Я осмотрелся. Эллен Лэнг, дожидаясь возвращения Морта, навела в доме безупречный порядок. Все стояло на своих местах и сияло чистотой. Ей пришлось приложить для этого невероятные усилия.
Джанет вместе со своим стаканом плюхнулась на диван. В пепельнице на столике перед ней лежало четыре окурка.
— Вы знаете, когда она вернется домой? — спросил я.
Джанет достала из пачки очередную сигарету, закурила и выдохнула настоящую грозовую тучу густого дыма. Может быть, она меня не слышала.

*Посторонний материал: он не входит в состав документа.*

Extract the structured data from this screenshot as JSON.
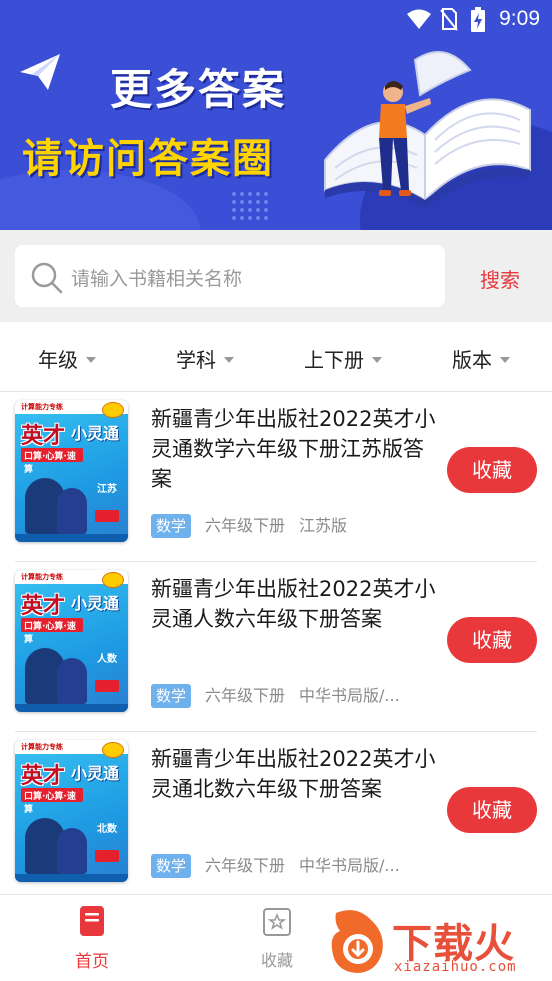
{
  "status_bar": {
    "time": "9:09"
  },
  "banner": {
    "headline": "更多答案",
    "subheadline": "请访问答案圈"
  },
  "search": {
    "placeholder": "请输入书籍相关名称",
    "button_label": "搜索"
  },
  "filters": [
    {
      "label": "年级"
    },
    {
      "label": "学科"
    },
    {
      "label": "上下册"
    },
    {
      "label": "版本"
    }
  ],
  "cover": {
    "series_small": "计算能力专练",
    "brand_big": "英才",
    "brand_small": "小灵通",
    "band_text": "口算·心算·速算"
  },
  "books": [
    {
      "title": "新疆青少年出版社2022英才小灵通数学六年级下册江苏版答案",
      "subject": "数学",
      "grade": "六年级下册",
      "edition": "江苏版",
      "cover_subject": "江苏",
      "fav_label": "收藏"
    },
    {
      "title": "新疆青少年出版社2022英才小灵通人数六年级下册答案",
      "subject": "数学",
      "grade": "六年级下册",
      "edition": "中华书局版/...",
      "cover_subject": "人数",
      "fav_label": "收藏"
    },
    {
      "title": "新疆青少年出版社2022英才小灵通北数六年级下册答案",
      "subject": "数学",
      "grade": "六年级下册",
      "edition": "中华书局版/...",
      "cover_subject": "北数",
      "fav_label": "收藏"
    }
  ],
  "bottom_nav": {
    "home_label": "首页",
    "favorites_label": "收藏"
  },
  "watermark": {
    "text": "下载火",
    "url": "xiazaihuo.com"
  },
  "colors": {
    "banner_blue": "#3a4fd6",
    "accent_red": "#e8383b",
    "headline_yellow": "#ffd400",
    "tag_blue": "#6fb1ec"
  }
}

Или я, сам того не подозревая, вдруг заговорил по-русски, и это ее смутило.
— Через какое-то время. А что, это имеет значение? — Она сделала глоток из стакана.
— Сколько вы уже приняли?
— Не хамите. Это всего лишь второй. Могу предложить и вам.
— Пожалуй, воздержусь. Думаю, человек, который скажет Эллен, что ее муж умер, должен говорить внятно.
Она посмотрела на меня поверх стакана и сделала очередную затяжку.
— Я ужасно расстроена. Мне очень тяжело, — сказала она.
— Угу. Вы же так любили Морта.
— Сукин сын.
Я тут же почувствовал, как мышцы шеи свело и они превратились в струны боли. В голове мгновенно запульсировало. Я сходил на кухню, наполнил стакан льдом, затем долил воды. Осушив стакан, я вернулся в гостиную. Глаза у Эллен были красные.
— Извините, что я это сказал. Я и раньше подобное себе позволял, зная, чем это закончится, зная, что внутри все так и сожмется от напряжения. Одна моя половина хочет умчаться в Ланкастер, чтобы попытаться хоть что-нибудь узнать про мальчика, но я должен сначала закончить все дела здесь. Другая половина — в ярости, потому что меня вызвали копы и придурок по имени Байше, который считает себя очень крутым, устроил мне выволочку. Он оттянулся, а мне было не до смеха, поэтому я чувствую себя препаршиво. Я не должен был отыгрываться на вас.
Она меня внимательно выслушала, а потом тихо сказала:
— Забрав девочек из школы, она всегда заезжает в два-три места. Они вполне могли зайти в «Баскин Роббинс».
— О'кей.
Я уселся в большое кресло напротив дивана, Джанет Саймон продолжала на меня смотреть, потом поднесла сигарету ко рту, глубоко затянулась, выдохнула и снова затянулась. Я встал и открыл входную дверь, чтобы немного проветрить комнату.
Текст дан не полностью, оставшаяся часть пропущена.